National’s blitzkrieg

The government’s first hundred days are up and they’ve decided that this signals the start to a multi-pronged political offensive. They are now moving rapidly to make a slew of legislative and policy changes that were either not announced or mentioned only briefly before the election. The Herald has noticed too, writing: “the Key Government has lately turned to topics it did not want to say much about before the vote”.

Prison privatisation, slashing ACC, cuts in ministries’ funding, abandoning climate change policies, cutting funding for public transport, undermining New Zealand superannuation, weakening the RMA, removing the bioethics council, and politicising aid are things National didn’t want to talk about before it got elected because it knew they are unpopular. Now it has power it is moving quickly to put them in place.

National’s calculation is that if it can ram through a range of changes while it is still popular there won’t be time for a backlash and the opposition will be spread too thin to effectively counter. National is also counting on the notion that if it can these changes through early in its term they will have time to bed in and public opposition to them will dissipate.

It’s classic blitzkrieg, complete with distractions like cycleways and the re-institution of knighthoods that draw away the media’s attention.
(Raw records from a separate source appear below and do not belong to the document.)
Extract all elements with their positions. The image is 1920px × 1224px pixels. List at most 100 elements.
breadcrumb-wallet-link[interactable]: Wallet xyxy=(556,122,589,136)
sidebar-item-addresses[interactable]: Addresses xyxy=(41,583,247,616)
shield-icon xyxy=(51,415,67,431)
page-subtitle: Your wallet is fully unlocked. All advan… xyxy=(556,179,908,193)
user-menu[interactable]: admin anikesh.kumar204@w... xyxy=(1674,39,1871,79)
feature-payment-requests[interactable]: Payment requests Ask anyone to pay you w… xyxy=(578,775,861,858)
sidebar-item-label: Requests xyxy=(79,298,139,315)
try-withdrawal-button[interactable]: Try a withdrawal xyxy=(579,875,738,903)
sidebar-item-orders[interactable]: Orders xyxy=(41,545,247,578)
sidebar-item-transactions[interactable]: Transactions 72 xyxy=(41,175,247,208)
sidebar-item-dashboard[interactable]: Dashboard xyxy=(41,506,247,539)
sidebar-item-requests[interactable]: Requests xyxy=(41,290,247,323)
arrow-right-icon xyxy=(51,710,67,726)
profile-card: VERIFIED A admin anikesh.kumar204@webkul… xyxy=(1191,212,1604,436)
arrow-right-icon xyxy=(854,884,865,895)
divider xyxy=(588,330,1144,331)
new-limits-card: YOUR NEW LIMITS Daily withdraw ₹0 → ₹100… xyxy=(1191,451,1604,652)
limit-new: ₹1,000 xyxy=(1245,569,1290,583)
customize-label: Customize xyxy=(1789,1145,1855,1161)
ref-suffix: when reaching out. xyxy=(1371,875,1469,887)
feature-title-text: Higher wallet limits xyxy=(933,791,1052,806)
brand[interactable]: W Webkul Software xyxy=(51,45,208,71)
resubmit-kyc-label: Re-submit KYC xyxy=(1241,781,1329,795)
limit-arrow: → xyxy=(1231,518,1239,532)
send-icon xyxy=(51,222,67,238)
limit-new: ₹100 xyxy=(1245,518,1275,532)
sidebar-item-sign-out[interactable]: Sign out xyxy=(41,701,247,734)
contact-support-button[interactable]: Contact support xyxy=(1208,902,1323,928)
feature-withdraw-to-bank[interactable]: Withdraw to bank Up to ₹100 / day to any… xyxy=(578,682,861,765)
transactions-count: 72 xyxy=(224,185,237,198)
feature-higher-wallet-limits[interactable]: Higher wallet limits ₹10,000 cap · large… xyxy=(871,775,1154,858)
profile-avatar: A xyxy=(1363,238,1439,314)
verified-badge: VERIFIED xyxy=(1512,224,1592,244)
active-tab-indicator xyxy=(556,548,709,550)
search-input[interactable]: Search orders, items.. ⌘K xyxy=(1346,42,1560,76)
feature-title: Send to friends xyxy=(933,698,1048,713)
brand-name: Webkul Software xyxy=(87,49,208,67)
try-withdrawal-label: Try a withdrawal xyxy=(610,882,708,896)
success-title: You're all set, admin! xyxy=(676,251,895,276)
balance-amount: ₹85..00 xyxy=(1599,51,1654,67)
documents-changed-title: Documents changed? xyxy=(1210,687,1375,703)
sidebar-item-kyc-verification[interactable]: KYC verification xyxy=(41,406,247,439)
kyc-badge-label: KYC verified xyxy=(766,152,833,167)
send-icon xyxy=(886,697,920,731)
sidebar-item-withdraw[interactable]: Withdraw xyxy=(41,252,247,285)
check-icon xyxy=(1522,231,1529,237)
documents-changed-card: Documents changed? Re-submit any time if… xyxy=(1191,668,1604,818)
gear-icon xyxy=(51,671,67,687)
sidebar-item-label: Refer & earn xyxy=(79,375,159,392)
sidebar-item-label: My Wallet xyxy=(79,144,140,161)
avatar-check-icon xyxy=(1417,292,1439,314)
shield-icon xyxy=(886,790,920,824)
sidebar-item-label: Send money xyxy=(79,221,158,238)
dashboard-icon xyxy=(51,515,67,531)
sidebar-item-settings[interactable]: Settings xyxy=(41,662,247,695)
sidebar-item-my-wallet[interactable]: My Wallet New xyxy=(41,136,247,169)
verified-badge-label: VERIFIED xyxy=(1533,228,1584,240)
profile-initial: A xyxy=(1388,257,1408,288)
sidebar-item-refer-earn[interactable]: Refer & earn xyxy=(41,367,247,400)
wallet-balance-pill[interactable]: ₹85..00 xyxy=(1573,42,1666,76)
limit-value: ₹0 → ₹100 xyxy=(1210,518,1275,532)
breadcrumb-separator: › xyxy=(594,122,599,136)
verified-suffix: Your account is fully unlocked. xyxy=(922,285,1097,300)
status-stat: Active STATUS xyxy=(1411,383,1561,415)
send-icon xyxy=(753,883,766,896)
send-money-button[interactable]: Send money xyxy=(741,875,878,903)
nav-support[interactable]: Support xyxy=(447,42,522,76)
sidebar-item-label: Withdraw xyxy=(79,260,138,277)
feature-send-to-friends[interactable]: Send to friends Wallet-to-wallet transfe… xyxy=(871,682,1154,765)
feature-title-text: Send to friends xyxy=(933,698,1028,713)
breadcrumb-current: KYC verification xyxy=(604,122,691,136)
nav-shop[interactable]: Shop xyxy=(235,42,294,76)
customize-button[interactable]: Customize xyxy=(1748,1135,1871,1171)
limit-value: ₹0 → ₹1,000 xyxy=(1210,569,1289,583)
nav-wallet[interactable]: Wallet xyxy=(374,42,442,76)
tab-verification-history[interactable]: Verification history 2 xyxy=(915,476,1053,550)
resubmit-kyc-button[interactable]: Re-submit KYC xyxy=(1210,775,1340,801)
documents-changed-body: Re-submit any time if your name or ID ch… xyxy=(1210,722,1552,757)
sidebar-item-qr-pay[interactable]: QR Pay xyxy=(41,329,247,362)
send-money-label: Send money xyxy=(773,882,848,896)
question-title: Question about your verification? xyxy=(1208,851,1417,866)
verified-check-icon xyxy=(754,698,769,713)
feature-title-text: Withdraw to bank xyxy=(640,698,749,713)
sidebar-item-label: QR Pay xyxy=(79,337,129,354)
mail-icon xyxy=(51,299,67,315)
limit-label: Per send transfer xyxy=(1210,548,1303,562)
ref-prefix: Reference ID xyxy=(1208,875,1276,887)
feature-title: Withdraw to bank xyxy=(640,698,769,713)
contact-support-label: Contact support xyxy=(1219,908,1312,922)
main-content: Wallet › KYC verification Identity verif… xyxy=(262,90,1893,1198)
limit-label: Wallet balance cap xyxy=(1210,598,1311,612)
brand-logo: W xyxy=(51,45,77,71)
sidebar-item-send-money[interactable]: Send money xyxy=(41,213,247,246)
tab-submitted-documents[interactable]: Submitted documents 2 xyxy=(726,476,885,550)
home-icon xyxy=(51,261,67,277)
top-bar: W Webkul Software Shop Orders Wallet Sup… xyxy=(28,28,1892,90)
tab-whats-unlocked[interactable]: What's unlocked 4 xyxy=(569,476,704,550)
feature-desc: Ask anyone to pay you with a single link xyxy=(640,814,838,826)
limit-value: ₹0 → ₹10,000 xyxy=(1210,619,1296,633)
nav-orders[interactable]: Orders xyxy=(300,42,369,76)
Meanwhile the deepest attacks slip under the radar, like the increasing politicisation of the public service (Nick Smith’s select committee hijacking, the sacking of Ross Wilson, the attack on Barry Mathews, gagging boards and CEOs, banned words).

What are the next targets? My picks are workers’ rights, the Electricity Commission, and the SOEs. Already, they’re setting up for an argument that the SOEs ‘need’ to be privatised, or at least part-privatised, by demanding higher dividends. Kate Wilkinson popped up the day before the Jobs Summit to remind business that even though it was off the agenda for the summit National was ready to take an axe to employment rights.

Before we even know what is happening National will have made sweeping changes across the board. At least, that’s what they’re hoping. The question is how we respond.